User Workers contain code written by your customers. Your customer sends their code to your platform, and then you make an API request to deploy a user Worker on their behalf. User Workers are deployed to a dispatch namespace and invoked by your dynamic dispatch Worker. You can provide user Workers with [bindings](https://developers.cloudflare.com/cloudflare-for-platforms/workers-for-platforms/configuration/bindings/) to access KV, D1, R2, and other Cloudflare resources.

![Deployment and management flow](https://developers.cloudflare.com/_astro/programmable-platforms-6.BfYznbr5_2d88FE.svg) 

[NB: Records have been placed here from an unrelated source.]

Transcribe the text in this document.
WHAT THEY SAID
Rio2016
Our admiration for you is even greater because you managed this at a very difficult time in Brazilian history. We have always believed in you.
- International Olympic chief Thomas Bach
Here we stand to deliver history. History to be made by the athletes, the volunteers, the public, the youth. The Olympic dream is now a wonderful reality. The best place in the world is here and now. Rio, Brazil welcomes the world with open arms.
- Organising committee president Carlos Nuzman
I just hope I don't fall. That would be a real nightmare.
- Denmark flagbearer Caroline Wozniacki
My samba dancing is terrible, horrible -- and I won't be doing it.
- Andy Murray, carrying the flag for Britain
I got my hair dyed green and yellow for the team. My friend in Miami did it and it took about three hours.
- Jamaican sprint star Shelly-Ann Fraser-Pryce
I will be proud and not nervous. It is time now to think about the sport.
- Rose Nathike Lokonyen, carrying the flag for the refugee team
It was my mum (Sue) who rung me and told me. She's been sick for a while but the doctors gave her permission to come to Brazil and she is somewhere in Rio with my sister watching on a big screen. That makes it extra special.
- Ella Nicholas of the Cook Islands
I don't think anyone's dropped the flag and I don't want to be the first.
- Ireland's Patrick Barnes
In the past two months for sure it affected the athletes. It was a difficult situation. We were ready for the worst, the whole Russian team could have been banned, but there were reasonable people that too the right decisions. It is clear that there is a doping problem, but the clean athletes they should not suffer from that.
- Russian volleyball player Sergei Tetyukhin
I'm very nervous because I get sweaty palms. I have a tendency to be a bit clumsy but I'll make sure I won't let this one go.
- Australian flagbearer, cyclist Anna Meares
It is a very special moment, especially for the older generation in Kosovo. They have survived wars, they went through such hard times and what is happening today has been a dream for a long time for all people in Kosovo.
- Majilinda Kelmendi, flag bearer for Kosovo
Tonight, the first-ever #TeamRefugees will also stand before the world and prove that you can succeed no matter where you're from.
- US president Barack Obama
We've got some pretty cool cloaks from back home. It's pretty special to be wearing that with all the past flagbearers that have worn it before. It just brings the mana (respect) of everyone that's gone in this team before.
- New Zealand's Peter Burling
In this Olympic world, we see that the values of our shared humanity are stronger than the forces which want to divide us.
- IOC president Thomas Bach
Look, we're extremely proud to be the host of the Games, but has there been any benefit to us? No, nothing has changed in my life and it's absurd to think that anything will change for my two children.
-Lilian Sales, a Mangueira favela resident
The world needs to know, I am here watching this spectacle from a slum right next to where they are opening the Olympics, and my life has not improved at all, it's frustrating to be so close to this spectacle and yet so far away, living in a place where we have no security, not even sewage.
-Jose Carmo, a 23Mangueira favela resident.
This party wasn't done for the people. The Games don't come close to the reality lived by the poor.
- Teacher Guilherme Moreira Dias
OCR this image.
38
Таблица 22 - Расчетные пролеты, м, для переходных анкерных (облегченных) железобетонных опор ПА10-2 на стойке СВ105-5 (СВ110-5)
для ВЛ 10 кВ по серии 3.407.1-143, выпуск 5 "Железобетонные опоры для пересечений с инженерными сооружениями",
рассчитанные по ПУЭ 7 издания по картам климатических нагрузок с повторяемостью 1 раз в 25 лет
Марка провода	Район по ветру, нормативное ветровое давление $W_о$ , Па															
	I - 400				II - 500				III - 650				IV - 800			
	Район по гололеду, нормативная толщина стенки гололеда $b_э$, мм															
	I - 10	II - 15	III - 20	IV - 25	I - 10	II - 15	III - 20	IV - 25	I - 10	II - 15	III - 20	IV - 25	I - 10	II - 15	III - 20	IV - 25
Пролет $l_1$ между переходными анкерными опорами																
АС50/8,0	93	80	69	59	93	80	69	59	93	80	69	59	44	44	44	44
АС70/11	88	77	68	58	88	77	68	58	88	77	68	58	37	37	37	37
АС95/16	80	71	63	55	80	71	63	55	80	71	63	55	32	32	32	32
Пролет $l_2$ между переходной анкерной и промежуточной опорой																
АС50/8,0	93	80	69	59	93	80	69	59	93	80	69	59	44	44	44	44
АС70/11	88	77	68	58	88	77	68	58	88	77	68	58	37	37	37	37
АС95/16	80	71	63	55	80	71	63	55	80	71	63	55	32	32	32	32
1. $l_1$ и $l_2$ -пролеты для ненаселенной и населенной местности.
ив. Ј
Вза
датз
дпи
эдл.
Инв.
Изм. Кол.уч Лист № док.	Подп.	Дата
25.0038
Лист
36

### Outbound Worker (optional)

An [outbound Worker](https://developers.cloudflare.com/cloudflare-for-platforms/workers-for-platforms/configuration/outbound-workers/) intercepts [fetch()](https://developers.cloudflare.com/workers/runtime-apis/fetch/) requests made by user Workers. Use it to:

* **Control egress** \- Block or allow external API calls from customer code
* **Log requests** \- Track what external services customers are calling
* **Modify requests** \- Add authentication headers or transform requests before they leave your platform
![Outbound Worker egress control pattern](https://developers.cloudflare.com/_astro/programmable-platforms-3.C-LkeZtS_Z19nioR.svg) 

### Request lifecycle

1. A request arrives at your dynamic dispatch Worker (for example, `customer-a.example.com/api`)
2. Your dynamic dispatch Worker determines which user Worker should handle the request
3. The dynamic dispatch Worker calls `env.DISPATCHER.get("customer-a")` to get the user Worker
4. The user Worker executes. If it makes external `fetch()` calls and an outbound Worker is configured, those requests pass through the outbound Worker first.
5. The user Worker returns a response
6. Your dynamic dispatch Worker can optionally modify the response before returning it

---

## Workers for Platforms versus Service bindings

Both Workers for Platforms and [Service bindings](https://developers.cloudflare.com/workers/runtime-apis/bindings/service-bindings/) enable Worker-to-Worker communication. Use Service bindings when you know exactly which Workers need to communicate. Use Workers for Platforms when user Workers are uploaded dynamically by your customers.

You can use both simultaneously - your dynamic dispatch Worker can use Service bindings to call internal services while also dispatching to user Workers in a namespace.